Finanziare gli stati
Tutte le cose più importanti e più belle sono sempre improponibili politicamente perché non c’è copertura finanziaria.
La grande narrazione ci ha sempre raccontato che gli stati si finanziano solo con le tasse. Più servono soldi e più si alzano le tasse. Ma più si alzano le tasse più si impoverisce il paese e quindi diminuisce il gettito fiscale, e così occorre aumentare ulteriormente le tasse. I risultati sono sempre stati disastrosi, ma l’importante è narrare le cose in modo accattivante, per esempio adducendo che il problema sono gli evasori e presentando statistiche fantasiose per sostenere tale teoria.
Ma le cose non stanno affatto così, i modi di finanziare gli stati senza aumentare le tasse ci sono, eccome, e quelle che qui espongo sono solo le prime idee che mi vengono in mente, ma uno studio attento porterebbe immense sorprese.
Se uno stato ha la propria sovranità monetaria può benissimo finanziarsi con il signoraggio sulla moneta, visto che è andata così ovunque per tutta la storia, solo l’Euro e il Franco CFA fanno eccezione: infatti entrambi hanno portato disuguaglianze, che sono diventate recessione e povertà.

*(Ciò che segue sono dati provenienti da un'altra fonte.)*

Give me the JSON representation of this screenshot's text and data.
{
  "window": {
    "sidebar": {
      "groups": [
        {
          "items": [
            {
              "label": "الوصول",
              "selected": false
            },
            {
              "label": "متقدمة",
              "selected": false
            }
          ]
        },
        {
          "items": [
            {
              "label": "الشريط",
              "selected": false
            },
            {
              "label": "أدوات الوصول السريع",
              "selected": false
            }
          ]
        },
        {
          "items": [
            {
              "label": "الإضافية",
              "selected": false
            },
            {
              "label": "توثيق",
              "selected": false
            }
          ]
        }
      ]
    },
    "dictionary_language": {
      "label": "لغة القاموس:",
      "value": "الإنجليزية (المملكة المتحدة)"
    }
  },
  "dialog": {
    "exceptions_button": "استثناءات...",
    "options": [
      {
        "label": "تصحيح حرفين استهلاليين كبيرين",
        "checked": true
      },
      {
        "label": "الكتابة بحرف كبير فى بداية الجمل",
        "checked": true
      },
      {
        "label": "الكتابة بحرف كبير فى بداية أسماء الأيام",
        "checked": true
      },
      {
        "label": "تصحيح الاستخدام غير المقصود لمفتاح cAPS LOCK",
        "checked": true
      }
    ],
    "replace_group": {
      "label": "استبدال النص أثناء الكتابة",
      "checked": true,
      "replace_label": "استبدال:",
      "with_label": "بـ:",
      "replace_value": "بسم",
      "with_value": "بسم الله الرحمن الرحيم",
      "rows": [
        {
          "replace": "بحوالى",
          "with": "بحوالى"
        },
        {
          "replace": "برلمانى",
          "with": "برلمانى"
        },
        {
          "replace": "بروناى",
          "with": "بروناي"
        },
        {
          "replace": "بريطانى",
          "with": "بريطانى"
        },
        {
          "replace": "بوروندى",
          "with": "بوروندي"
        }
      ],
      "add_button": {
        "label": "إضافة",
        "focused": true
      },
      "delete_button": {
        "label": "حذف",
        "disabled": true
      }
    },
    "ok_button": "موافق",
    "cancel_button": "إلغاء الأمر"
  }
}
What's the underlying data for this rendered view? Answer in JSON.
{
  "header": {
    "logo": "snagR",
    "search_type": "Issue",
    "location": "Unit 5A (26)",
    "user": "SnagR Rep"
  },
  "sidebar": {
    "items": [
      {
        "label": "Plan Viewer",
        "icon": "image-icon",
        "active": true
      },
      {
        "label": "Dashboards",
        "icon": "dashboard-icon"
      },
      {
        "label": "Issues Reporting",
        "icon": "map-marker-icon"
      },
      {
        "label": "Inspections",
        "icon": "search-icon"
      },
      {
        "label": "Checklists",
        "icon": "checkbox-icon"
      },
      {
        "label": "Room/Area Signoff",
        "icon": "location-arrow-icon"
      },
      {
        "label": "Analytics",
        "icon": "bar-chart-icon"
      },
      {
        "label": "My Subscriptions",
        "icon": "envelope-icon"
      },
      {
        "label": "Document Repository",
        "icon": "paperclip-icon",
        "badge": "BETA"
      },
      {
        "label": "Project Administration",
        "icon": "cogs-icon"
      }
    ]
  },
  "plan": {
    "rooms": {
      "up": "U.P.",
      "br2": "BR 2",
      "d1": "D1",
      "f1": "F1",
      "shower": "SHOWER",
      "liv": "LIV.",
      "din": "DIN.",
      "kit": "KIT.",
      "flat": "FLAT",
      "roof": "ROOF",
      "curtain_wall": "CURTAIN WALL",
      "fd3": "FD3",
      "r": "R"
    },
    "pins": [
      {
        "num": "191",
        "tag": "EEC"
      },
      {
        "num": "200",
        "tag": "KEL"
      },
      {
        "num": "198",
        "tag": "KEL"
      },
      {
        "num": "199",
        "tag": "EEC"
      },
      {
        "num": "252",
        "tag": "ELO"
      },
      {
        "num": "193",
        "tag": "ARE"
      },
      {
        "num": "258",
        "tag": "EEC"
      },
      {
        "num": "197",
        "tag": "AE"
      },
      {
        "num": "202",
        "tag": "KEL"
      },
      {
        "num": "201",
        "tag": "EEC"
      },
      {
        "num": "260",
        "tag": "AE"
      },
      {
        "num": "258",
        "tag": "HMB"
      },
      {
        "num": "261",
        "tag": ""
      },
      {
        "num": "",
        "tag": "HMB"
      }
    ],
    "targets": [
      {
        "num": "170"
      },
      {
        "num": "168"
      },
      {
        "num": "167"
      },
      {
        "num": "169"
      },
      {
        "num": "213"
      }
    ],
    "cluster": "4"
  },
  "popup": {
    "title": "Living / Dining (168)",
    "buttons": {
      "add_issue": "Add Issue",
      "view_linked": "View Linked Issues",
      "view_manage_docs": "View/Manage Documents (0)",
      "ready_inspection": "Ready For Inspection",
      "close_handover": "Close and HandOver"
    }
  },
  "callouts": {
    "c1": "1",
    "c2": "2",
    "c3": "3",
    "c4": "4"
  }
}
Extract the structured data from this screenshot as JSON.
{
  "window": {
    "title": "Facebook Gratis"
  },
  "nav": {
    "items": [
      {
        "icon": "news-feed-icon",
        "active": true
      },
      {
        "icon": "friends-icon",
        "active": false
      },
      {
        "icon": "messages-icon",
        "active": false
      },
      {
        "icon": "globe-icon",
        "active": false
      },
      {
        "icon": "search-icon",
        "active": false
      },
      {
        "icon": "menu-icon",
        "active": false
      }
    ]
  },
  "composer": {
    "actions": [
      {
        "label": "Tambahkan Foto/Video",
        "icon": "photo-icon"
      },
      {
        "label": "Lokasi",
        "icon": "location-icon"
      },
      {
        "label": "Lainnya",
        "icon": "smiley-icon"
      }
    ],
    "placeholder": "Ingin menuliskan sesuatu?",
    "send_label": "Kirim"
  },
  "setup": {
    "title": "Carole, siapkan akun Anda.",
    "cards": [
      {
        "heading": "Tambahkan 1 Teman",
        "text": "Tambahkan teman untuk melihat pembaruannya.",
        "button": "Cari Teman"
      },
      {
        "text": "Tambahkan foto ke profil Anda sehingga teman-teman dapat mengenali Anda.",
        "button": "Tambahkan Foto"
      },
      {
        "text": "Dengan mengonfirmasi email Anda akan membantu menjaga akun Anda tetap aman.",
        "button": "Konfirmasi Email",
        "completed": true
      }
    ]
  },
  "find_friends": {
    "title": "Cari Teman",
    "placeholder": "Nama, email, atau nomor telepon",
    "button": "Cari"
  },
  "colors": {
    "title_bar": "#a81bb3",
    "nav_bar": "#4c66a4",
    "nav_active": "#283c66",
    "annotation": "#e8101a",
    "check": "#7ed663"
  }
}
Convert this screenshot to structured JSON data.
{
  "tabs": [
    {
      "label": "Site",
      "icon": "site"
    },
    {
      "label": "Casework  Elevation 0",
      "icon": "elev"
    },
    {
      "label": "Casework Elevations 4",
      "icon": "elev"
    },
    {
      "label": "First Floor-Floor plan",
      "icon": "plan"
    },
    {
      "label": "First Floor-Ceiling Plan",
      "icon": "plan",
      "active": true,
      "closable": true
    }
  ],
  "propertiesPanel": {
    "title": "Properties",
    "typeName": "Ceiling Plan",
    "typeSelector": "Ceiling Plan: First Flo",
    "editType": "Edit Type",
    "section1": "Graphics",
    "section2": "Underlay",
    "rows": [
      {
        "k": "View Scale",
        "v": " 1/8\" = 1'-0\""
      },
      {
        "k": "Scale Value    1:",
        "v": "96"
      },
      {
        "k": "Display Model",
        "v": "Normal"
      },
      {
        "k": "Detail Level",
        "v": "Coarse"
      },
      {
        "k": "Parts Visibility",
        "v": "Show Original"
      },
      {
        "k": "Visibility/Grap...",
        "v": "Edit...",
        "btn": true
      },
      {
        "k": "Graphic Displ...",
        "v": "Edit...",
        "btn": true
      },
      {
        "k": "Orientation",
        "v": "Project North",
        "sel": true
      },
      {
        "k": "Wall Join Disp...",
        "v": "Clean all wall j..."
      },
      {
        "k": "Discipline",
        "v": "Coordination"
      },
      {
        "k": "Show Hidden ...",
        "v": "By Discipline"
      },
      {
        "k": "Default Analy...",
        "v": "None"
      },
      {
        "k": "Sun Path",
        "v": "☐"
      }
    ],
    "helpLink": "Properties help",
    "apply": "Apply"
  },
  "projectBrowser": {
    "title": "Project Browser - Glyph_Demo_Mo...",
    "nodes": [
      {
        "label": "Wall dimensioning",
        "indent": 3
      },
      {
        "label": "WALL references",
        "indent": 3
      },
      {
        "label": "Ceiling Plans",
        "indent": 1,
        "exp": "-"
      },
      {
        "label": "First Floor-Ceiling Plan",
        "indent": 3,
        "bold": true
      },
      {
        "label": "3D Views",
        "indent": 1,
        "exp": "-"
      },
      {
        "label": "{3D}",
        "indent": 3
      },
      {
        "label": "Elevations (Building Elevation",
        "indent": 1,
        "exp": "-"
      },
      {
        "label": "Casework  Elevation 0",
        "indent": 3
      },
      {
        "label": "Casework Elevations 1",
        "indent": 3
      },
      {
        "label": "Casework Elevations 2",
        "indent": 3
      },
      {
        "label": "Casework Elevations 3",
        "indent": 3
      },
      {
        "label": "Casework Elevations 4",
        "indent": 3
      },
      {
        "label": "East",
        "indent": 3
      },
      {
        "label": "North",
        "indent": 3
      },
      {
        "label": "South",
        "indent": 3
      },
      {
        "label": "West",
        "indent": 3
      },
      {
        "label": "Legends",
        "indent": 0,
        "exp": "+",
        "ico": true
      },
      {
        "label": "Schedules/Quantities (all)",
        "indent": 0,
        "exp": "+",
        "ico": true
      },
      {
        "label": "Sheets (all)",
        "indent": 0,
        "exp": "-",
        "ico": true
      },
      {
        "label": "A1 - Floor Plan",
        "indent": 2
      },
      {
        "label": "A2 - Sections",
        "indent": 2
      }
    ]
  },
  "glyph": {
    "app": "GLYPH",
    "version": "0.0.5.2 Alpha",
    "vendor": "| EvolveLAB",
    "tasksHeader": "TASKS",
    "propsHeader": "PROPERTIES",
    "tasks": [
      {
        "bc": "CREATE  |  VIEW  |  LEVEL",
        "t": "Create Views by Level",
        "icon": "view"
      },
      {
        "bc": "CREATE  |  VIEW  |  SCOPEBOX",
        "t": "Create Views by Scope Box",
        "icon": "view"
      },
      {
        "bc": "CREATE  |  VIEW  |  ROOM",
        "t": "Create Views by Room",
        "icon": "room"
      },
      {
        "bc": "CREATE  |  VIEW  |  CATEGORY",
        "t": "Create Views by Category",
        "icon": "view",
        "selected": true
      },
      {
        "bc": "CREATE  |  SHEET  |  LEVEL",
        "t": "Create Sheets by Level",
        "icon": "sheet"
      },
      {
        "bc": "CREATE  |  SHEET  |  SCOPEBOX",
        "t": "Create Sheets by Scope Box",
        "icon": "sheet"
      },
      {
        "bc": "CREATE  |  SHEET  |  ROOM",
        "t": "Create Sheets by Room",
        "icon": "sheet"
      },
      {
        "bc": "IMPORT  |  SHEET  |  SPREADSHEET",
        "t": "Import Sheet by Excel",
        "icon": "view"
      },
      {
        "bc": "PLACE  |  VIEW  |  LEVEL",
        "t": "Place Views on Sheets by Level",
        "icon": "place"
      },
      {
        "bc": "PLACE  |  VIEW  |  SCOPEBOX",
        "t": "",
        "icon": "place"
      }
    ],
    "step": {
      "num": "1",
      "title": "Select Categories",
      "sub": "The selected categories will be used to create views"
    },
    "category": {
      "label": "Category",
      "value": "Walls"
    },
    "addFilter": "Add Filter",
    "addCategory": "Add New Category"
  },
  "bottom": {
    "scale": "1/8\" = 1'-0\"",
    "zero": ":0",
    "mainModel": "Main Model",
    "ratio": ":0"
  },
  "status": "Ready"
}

Se uno stato non ha la propria sovranità monetaria ha già perso in gran parte la sua battaglia, tuttavia può ugualmente creare e vendere titoli (guarda caso, durante la crisi pandemica lo stato non ha incassato quasi nulla e come ha pagato gli stipendi? Sorpresa! Non chiedendo prestiti alla BCE ma vendendo propri titoli che sono andati a ruba).
Se i titoli di stato invece di essere venduti con condizioni ignobili sul modo di fare le aste (ci sarebbe da scrivere un libro solo su questo) venissero venduti con condizioni onorevoli, o addirittura se si arrivasse a ripetere la geniale intuizione di Aldo Moro di fare emettere moneta sonante direttamente dal ministero del tesoro come se fosse un titolo (le famose 500 lire di Moro, capolavoro assoluto di economia monetaria), forse non sentiremmo mai più parlare di spread, disavanzo pubblico e altre schifezze. Che strano che proprio Moro sia stato l’unico politico dall’inizio della Repubblica ad essere stato assassinato…
E infine c’è un capitolo immenso da esplorare, che è quello di usare e di rendere fruttiferi i beni comuni. Il concetto di bene comune è la Cenerentola del diritto e dell’economia, e visto che la grande narrazione vuole solo beni privati anche gli studi sui beni comuni sono solo a livello embrionale. Dietro l’economia dei beni comuni si cela la più grande rivoluzione economica della storia, una rivoluzione che modificherebbe l’intero approccio dell’umanità all’economia, perché da questo settore potrebbero risultare immensi tesori e numerosissime nuove soluzioni ai problemi economici e politici di ogni nazione. Su questo tema, purtroppo, siamo solo agli albori, ma già filosofi, giuristi ed economisti cominciano ad affrontare la questione.
Il tema dei beni comuni ingloba anche l’economia del dono e l’economia cooperativa, che sono ulteriori grandi rivoluzioni future delle quali quasi nessuno capisce ancora la portata.
Un altro tema importante è il fatto che gli scambi economici non avvengono solo in moneta ma anche in beni e servizi, e pure questo argomento, lungamente snobbato come un ritorno all’età della pietra, potrà avere immensi sviluppi quando se ne coglieranno le reali potenzialità.
E non dobbiamo dimenticarci neppure del concetto della decrescita felice, cioè il fatto che a misurare la funzionalità di uno stato non è affatto il PIL ma il benessere dei cittadini (attenzione: dico benessere e non tanto avere).
In questa logica potremmo arrivare un giorno al concetto di Felicità Interna Lorda, parametro inventato dal piccolo stato del Bhutan per valutare il rapporto tra l’economia e i cittadini.
La vera crescita
Gandhi diceva “Quando i cittadini saranno cresciuti i politici saranno costretti ad accodarsi”.
Davanti a tanta saggezza ci si toglie il cappello. E ci si rende conto che la crescita – della coscienza, non del PIL – è la soluzione prima. E unica.
Nota Bene: Tutte le affermazioni che cito in questo articolo sono supportate da dati e numeri, a loro volta reperibili su fonti ufficiali oppure su fonti altamente autorevoli, anche se per la scrittura di un articolo sul mio blog personale non ho ritenuto utile tempestare il testo di referenze.
Essendo la Grande Narrazione un fenomeno mondiale, pur se talvolta mi sono riferito a fenomeni globali, il più delle volte mi sono limitato all’Italia per il fatto che i lettori del mio blog probabilmente sono italiani e potranno meglio verificare tali informazioni.